In Austin, Texas, police say a man who opened fire on government buildings and tried to burn the Mexican Consulate was a “American terrorist” with ties to a Christian hate group. Police say Larry McQuilliams had expressed frustration over immigrants receiving aid while he could not find a job. He had multiple weapons and a map of 34 potential targets when he was shot dead by police.
In Mexico, outrage erupted across the country on the second anniversary of Mexican President Enrique Peña Nieto’s rule, as protesters denounced state-backed violence, corruption and the disappearance of 43 students in September. Over the weekend, 11 people held in maximum security prisons after an earlier protest were released following an international outcry. Anger intensified after a university student, Sandino Bucio, was grabbed from the streets Friday by undercover police who he said threatened to rape and disappear him.
In Colombia, FARC rebels have released a general and two other hostages captured last month. General Rubén Darío Alzate resigned shortly after his release, saying he should have taken more precautions. His kidnapping prompted Colombian President Juan Manuel Santos to suspend peace talks aimed at ending the 50-year conflict with the FARC.
Bahraini human rights activist Maryam Alkhawaja has been sentenced to a year in prison in absentia for what she says are false charges of assaulting police. That means Alkhawaja would face prison if she returns to Bahrain, where her father, human rights activist Abdulhadi Alkhawaja, is serving a life term. Bahrain is a key U.S. ally, home to the Navy’s Fifth Fleet.
Comedian Bill Cosby has resigned from the board of trustees of Temple University amid mounting claims he drugged and sexually assaulted women over a period of four decades. Other institutions, including Cosby’s alma mater, University of Massachusetts Amherst, have cut ties with Cosby as the number of his alleged victims has hit 20.
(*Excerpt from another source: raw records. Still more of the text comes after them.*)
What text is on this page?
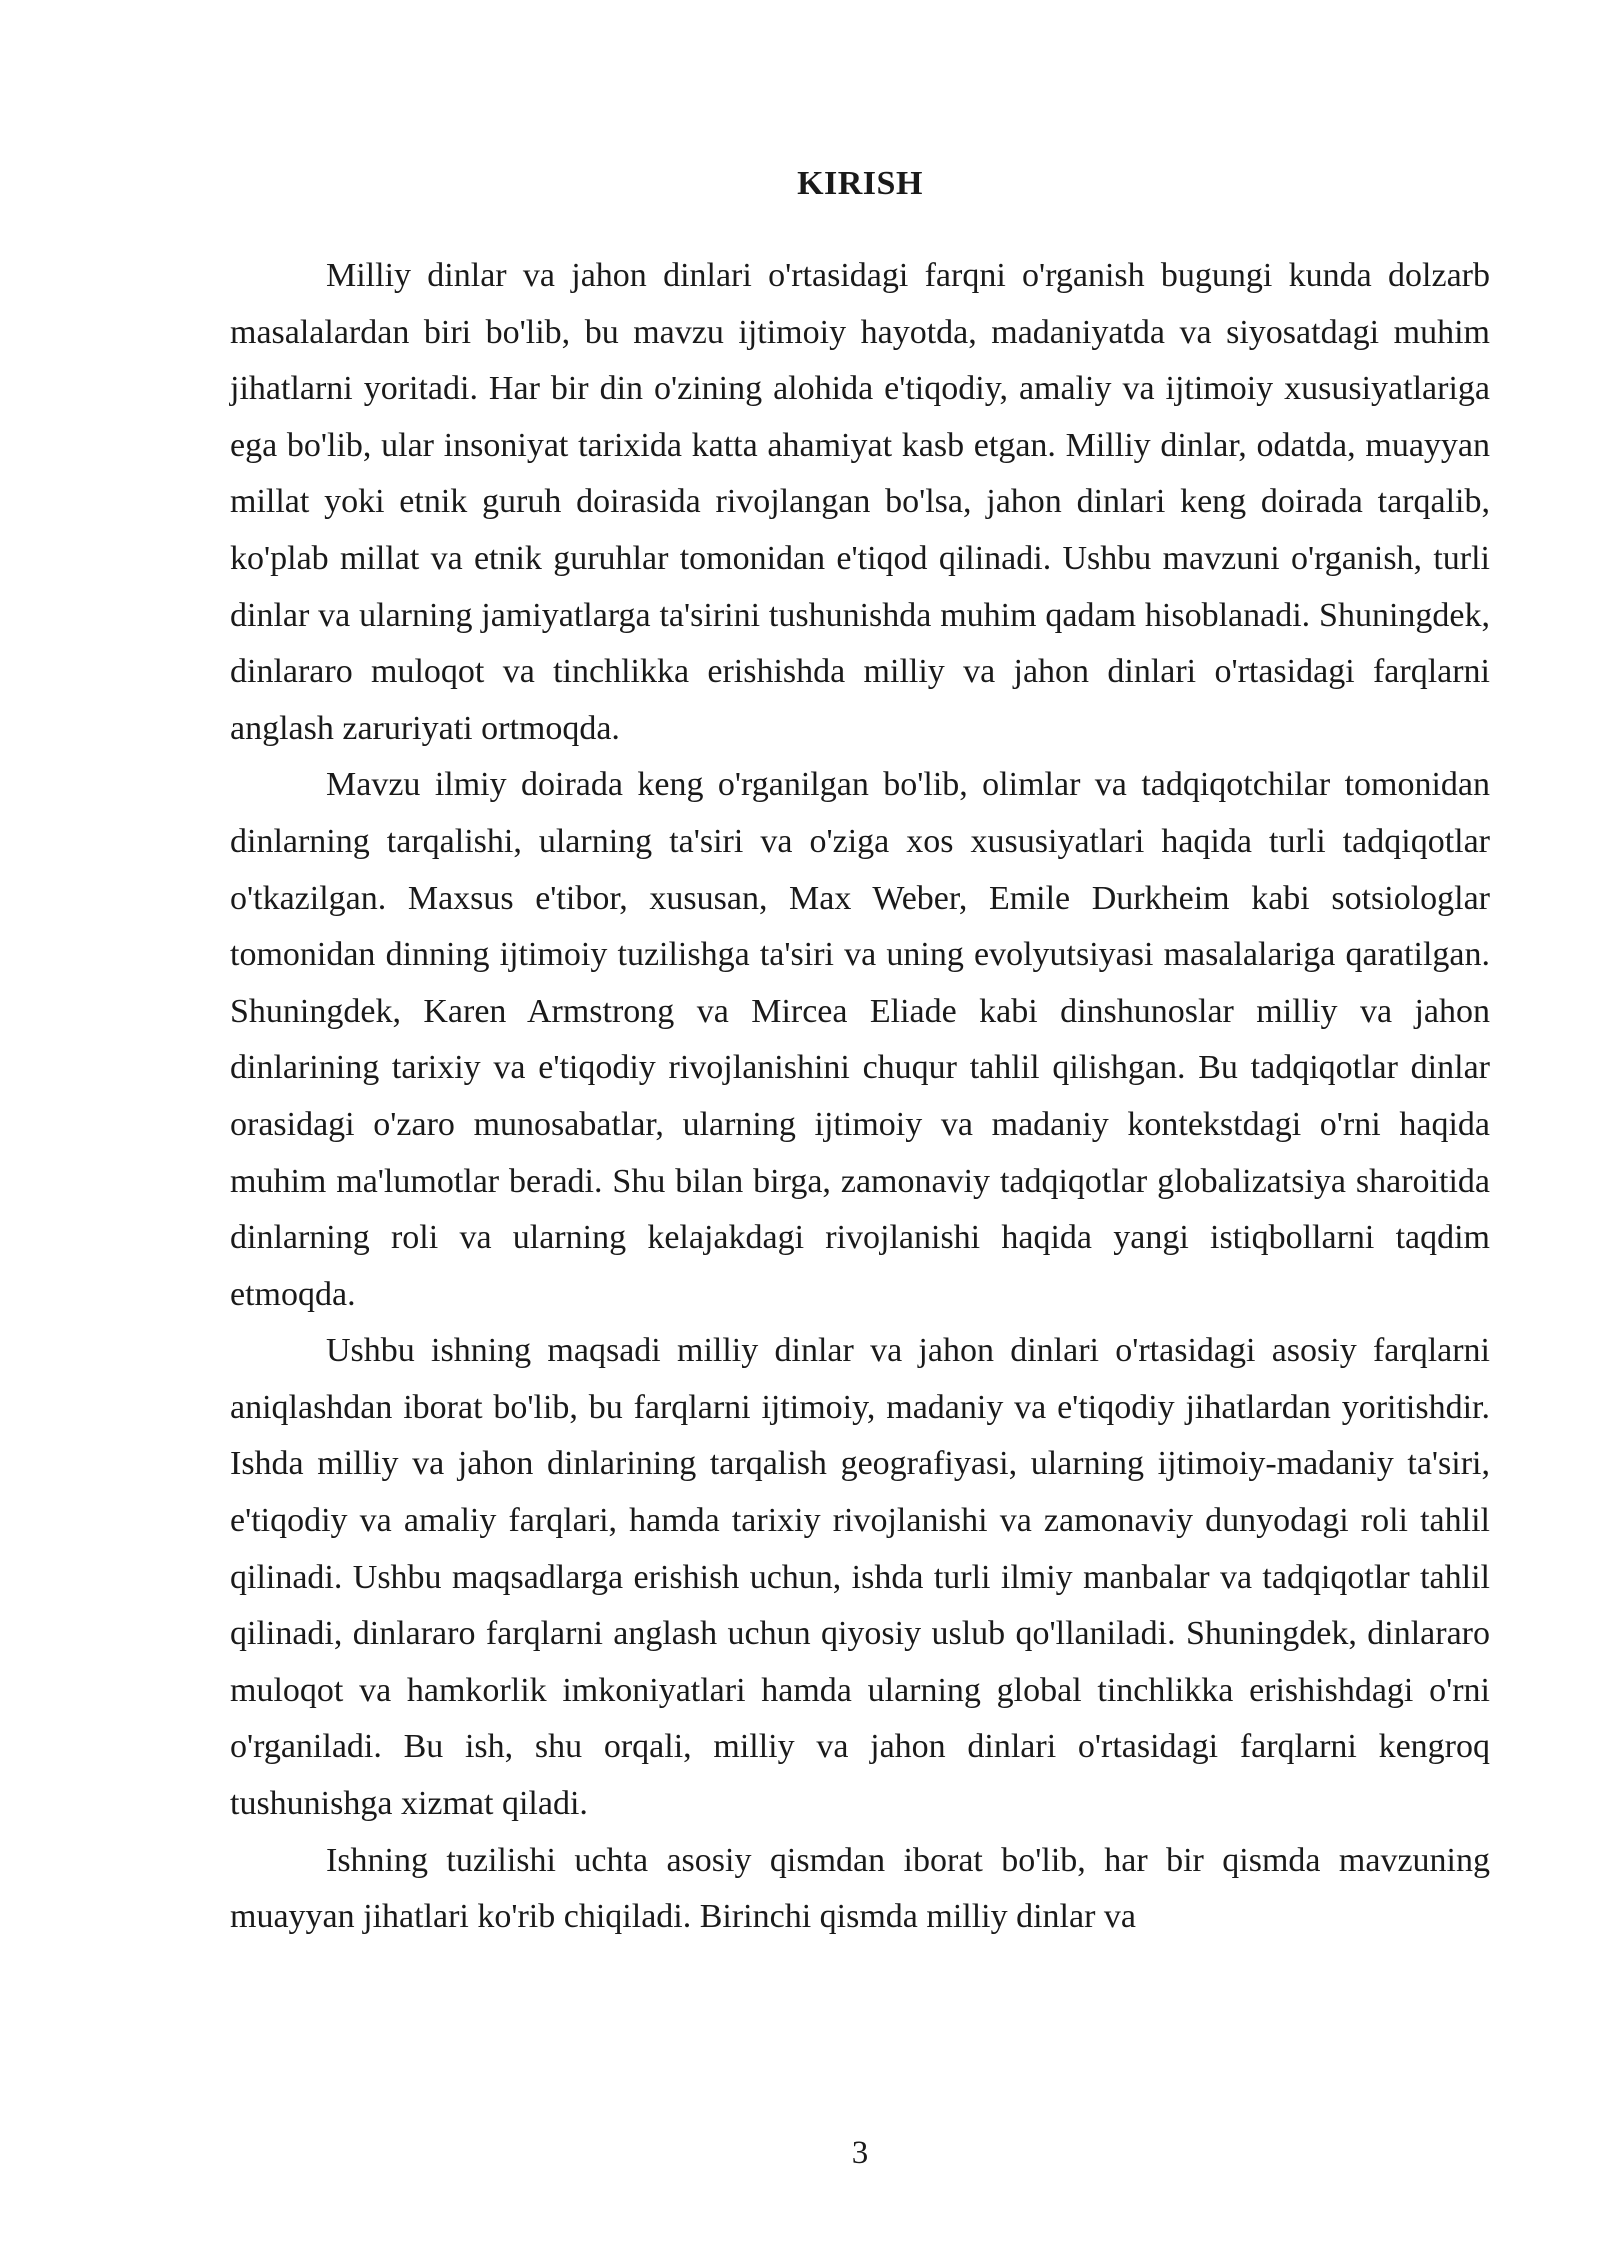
KIRISH

Milliy dinlar va jahon dinlari o'rtasidagi farqni o'rganish bugungi kunda dolzarb masalalardan biri bo'lib, bu mavzu ijtimoiy hayotda, madaniyatda va siyosatdagi muhim jihatlarni yoritadi. Har bir din o'zining alohida e'tiqodiy, amaliy va ijtimoiy xususiyatlariga ega bo'lib, ular insoniyat tarixida katta ahamiyat kasb etgan. Milliy dinlar, odatda, muayyan millat yoki etnik guruh doirasida rivojlangan bo'lsa, jahon dinlari keng doirada tarqalib, ko'plab millat va etnik guruhlar tomonidan e'tiqod qilinadi. Ushbu mavzuni o'rganish, turli dinlar va ularning jamiyatlarga ta'sirini tushunishda muhim qadam hisoblanadi. Shuningdek, dinlararo muloqot va tinchlikka erishishda milliy va jahon dinlari o'rtasidagi farqlarni anglash zaruriyati ortmoqda.

Mavzu ilmiy doirada keng o'rganilgan bo'lib, olimlar va tadqiqotchilar tomonidan dinlarning tarqalishi, ularning ta'siri va o'ziga xos xususiyatlari haqida turli tadqiqotlar o'tkazilgan. Maxsus e'tibor, xususan, Max Weber, Emile Durkheim kabi sotsiologlar tomonidan dinning ijtimoiy tuzilishga ta'siri va uning evolyutsiyasi masalalariga qaratilgan. Shuningdek, Karen Armstrong va Mircea Eliade kabi dinshunoslar milliy va jahon dinlarining tarixiy va e'tiqodiy rivojlanishini chuqur tahlil qilishgan. Bu tadqiqotlar dinlar orasidagi o'zaro munosabatlar, ularning ijtimoiy va madaniy kontekstdagi o'rni haqida muhim ma'lumotlar beradi. Shu bilan birga, zamonaviy tadqiqotlar globalizatsiya sharoitida dinlarning roli va ularning kelajakdagi rivojlanishi haqida yangi istiqbollarni taqdim etmoqda.

Ushbu ishning maqsadi milliy dinlar va jahon dinlari o'rtasidagi asosiy farqlarni aniqlashdan iborat bo'lib, bu farqlarni ijtimoiy, madaniy va e'tiqodiy jihatlardan yoritishdir. Ishda milliy va jahon dinlarining tarqalish geografiyasi, ularning ijtimoiy-madaniy ta'siri, e'tiqodiy va amaliy farqlari, hamda tarixiy rivojlanishi va zamonaviy dunyodagi roli tahlil qilinadi. Ushbu maqsadlarga erishish uchun, ishda turli ilmiy manbalar va tadqiqotlar tahlil qilinadi, dinlararo farqlarni anglash uchun qiyosiy uslub qo'llaniladi. Shuningdek, dinlararo muloqot va hamkorlik imkoniyatlari hamda ularning global tinchlikka erishishdagi o'rni o'rganiladi. Bu ish, shu orqali, milliy va jahon dinlari o'rtasidagi farqlarni kengroq tushunishga xizmat qiladi.

Ishning tuzilishi uchta asosiy qismdan iborat bo'lib, har bir qismda mavzuning muayyan jihatlari ko'rib chiqiladi. Birinchi qismda milliy dinlar va

3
The president of the University of Virginia canceled a speaking event in Washington, D.C., Monday to deliver a speech at the university vowing steps to address sexual assault. An article in Rolling Stone magazine about a gang rape by fraternity members revealed a pattern of rape and impunity and sparked protests on campus. President Teresa Sullivan has outlined steps including increased policing and an added trauma counselor.
In Stockholm, Sweden, the Right Livelihood Award, known as the alternative Nobel Prize, has been awarded to five people, including National Security Agency whistleblower Edward Snowden. Snowden accepted by video link from Russia.
Edward Snowden: “All the prices we’ve paid, all the sacrifices we’ve made, I believe we would do again — I know I would do again, because it was never about me … (inaudible) this is about us, this is about our rights, this is about what kind of societies that we want to live in, the kind of government that we want to have.”
Snowden was honored along with Alan Rusbridger, editor of The Guardian newspaper, which published reports using Snowden’s leaks to expose sweeping NSA surveillance. The other Right Livelihood honorees were Pakistani human rights activist Asma Jahangir, Basil Fernando of the Asian Human Rights Commission in Hong Kong and U.S. environmentalist “Bill McKibben”:http://www.democracynow.org/appearances/bill_mckibben, founder of 350.org and a leading voice against climate change.
Tonight marks the 30th anniversary of the Bhopal disaster, the worst industrial tragedy in history. Campaigners say more than 20,000 people died as a result of toxic gas that leaked from the Union Carbide pesticide factory, while half a million more were poisoned. The toxic legacy continues as Union Carbide and its parent firm, Dow Chemical, have refused to pay for clean-up or face charges in Indian court.